Having owned, and thoroughly tested in the waters of Barnegat and Little Egg Harbor bays, five of these boats, I became convinced that their claims for the good-will of the boating fraternity had not been over-estimated; so when I planned my second voyage from northern America to the Gulf of Mexico, and selected the great water-courses of the west and south (the Ohio and Mississippi rivers) as the route to be explored and studied, I chose the Barnegat sneak-box as the most comfortable model combined with other advantages for a voyager's use. The sneak-box offered ample stowage capacity, while canoes built to hold one person were not large enough to carry the amount of baggage necessary for the voyage; for I was to avoid hotels and towns, to live in my boat day and night, to carry an ample stock of provisions, and to travel in as comfortable a manner as possible. In fact, I adopted a very home-like boat, which, though only twelve feet long, four feet wide, and thirteen inches deep, was strong, stiff, dry, and safe; a craft that could be sailed or rowed, as wind, weather, or inclination might dictate,—the weight of which hardly exceeded two hundred pounds,—and could be conveniently transported from one stream to another in an ordinary wagon.

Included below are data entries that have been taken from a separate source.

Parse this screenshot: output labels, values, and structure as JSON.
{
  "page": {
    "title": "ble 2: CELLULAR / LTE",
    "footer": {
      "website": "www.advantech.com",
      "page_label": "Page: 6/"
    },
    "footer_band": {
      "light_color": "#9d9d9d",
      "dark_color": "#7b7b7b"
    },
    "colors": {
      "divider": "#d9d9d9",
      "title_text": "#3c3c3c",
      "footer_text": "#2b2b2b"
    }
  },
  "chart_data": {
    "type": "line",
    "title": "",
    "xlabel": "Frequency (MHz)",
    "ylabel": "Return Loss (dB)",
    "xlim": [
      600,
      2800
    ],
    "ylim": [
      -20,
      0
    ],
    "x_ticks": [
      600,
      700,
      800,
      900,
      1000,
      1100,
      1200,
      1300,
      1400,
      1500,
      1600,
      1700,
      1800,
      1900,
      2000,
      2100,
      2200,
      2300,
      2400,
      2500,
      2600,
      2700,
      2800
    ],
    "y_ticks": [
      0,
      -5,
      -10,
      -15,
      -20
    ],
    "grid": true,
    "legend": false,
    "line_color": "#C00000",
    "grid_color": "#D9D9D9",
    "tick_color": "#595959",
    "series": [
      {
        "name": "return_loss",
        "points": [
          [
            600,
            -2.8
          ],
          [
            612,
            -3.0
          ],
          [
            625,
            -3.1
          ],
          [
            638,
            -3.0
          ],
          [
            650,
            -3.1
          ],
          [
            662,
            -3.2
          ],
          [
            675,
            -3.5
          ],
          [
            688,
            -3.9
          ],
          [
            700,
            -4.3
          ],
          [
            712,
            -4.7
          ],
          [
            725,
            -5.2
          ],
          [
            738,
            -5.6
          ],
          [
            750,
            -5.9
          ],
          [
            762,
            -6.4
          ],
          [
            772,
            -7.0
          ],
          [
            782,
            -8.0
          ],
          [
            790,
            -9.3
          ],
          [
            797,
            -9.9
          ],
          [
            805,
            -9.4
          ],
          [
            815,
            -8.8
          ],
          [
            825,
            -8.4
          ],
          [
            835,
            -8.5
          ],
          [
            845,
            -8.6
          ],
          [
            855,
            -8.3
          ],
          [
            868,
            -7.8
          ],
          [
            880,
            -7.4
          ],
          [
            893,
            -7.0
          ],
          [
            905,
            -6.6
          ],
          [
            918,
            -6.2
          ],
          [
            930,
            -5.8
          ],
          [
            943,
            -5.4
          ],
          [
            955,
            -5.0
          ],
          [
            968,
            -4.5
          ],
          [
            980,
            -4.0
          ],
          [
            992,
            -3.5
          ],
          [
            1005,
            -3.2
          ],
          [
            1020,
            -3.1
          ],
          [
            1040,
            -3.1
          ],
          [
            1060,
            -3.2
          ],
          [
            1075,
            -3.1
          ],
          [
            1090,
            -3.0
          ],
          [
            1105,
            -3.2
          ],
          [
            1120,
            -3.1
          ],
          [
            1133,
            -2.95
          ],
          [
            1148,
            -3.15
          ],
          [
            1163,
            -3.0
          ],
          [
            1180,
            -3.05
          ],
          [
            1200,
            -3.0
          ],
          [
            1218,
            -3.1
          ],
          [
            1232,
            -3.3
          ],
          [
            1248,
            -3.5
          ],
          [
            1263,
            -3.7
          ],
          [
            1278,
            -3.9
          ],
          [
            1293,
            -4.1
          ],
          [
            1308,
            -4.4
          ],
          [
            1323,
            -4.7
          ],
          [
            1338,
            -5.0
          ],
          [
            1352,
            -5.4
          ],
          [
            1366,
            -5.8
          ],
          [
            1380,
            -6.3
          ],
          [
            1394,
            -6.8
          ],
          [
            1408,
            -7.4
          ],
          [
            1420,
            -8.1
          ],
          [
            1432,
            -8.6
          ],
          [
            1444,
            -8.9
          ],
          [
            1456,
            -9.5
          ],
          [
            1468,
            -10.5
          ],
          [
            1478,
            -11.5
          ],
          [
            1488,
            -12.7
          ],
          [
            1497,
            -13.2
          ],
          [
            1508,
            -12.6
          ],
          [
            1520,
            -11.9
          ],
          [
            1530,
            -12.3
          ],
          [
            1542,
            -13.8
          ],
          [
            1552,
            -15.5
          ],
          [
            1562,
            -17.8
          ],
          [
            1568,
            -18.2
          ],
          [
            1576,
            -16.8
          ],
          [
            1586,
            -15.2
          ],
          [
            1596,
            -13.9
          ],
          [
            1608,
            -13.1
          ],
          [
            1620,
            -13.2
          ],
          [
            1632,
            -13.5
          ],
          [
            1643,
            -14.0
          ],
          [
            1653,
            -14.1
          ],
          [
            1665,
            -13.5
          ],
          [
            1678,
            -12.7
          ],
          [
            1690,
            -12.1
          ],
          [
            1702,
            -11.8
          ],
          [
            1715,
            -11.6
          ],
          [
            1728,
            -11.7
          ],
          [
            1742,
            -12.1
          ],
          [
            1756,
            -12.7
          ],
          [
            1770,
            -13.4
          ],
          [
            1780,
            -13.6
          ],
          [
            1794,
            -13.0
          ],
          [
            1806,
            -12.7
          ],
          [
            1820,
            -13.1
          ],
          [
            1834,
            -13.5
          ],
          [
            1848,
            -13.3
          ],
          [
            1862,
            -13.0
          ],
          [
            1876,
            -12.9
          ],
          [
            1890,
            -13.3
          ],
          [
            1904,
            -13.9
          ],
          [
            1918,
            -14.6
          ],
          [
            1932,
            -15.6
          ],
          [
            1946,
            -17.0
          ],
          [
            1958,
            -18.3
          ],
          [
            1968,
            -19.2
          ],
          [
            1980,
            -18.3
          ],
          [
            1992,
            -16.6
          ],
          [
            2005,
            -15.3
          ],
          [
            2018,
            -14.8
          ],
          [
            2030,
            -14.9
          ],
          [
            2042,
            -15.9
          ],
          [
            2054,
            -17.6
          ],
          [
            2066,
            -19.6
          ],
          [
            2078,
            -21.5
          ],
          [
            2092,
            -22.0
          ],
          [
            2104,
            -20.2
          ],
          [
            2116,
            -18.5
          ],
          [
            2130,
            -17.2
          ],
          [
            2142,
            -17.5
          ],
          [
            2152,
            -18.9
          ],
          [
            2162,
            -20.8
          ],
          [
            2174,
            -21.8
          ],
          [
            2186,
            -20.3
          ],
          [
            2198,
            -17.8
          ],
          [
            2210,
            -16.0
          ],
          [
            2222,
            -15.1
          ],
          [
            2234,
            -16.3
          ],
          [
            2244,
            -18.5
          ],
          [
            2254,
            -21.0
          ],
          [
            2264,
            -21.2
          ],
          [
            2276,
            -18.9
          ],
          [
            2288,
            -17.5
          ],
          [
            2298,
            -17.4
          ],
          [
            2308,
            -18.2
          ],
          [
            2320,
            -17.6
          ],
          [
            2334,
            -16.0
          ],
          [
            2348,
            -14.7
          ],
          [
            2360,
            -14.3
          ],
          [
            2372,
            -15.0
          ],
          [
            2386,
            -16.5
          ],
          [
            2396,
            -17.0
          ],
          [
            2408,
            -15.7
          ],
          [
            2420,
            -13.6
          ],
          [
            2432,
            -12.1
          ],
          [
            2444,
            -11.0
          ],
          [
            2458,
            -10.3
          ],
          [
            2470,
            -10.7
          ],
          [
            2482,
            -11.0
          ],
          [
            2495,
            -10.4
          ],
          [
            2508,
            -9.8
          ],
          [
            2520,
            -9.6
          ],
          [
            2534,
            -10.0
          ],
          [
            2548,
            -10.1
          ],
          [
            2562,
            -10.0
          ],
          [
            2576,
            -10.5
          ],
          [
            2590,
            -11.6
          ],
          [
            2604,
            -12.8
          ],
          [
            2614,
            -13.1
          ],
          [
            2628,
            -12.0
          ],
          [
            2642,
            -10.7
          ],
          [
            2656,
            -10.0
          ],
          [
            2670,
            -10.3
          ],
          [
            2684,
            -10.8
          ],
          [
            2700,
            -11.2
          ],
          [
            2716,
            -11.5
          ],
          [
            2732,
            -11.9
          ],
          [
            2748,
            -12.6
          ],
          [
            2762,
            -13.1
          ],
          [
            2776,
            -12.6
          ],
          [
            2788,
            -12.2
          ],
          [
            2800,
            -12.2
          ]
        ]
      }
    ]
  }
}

A Nautilus, or any improved type of canoe, would have been lighter and more easily transported, and could have been paddled at a higher speed with the same effort expended in rowing the heavier sneak-box; but the canoe did not offer the peculiar advantages of comfort and freedom of bodily motion possessed by its unique fellow-craft. Experienced canoeists agree that a canoe of fourteen feet in length, which weighs only seventy pounds, if built of wood, bark, canvas, or paper, when out of the water and resting upon the ground, or even when bedded on some soft material, like grass or rushes, cannot support the sleeping weight of the canoeist for many successive nights without becoming strained.
Light indeed must be the weight and slender and elastic the form of the man who can sleep many nights comfortably in a seventy-pound canoe without injuring it. Cedar canoes, after being subjected to such use for some time, generally become leaky; so, to avoid this disaster, the canoeist, when threatened with wet weather, is forced to the disagreeable task of troubling some private householder for a shelter, or run the risk of injuring his boat by packing himself away in its narrow, coffin-like quarters and dreaming that he is a sardine, while his restless weight is every moment straining his delicate canoe, and visions of future leaks arise to disturb his tranquillity.
The one great advantage possessed by a canoe is its lightness. Canoeists dwell upon the importance of the LIGHT WEIGHT of their canoes, and the ease with which they can be carried. If the canoeist is to sleep in his delicate craft while making a long journey, she must be made much heavier than the perfected models now in use in this country, many of which are under seventy-five pounds' weight. This additional weight is at once fatal to speed, and becomes burdensome when the canoeist is forced to carry his canoe upon his OWN shoulders over a portage. A sneak-box built to carry one person weighs about three times as much as a well-built cedar canoe.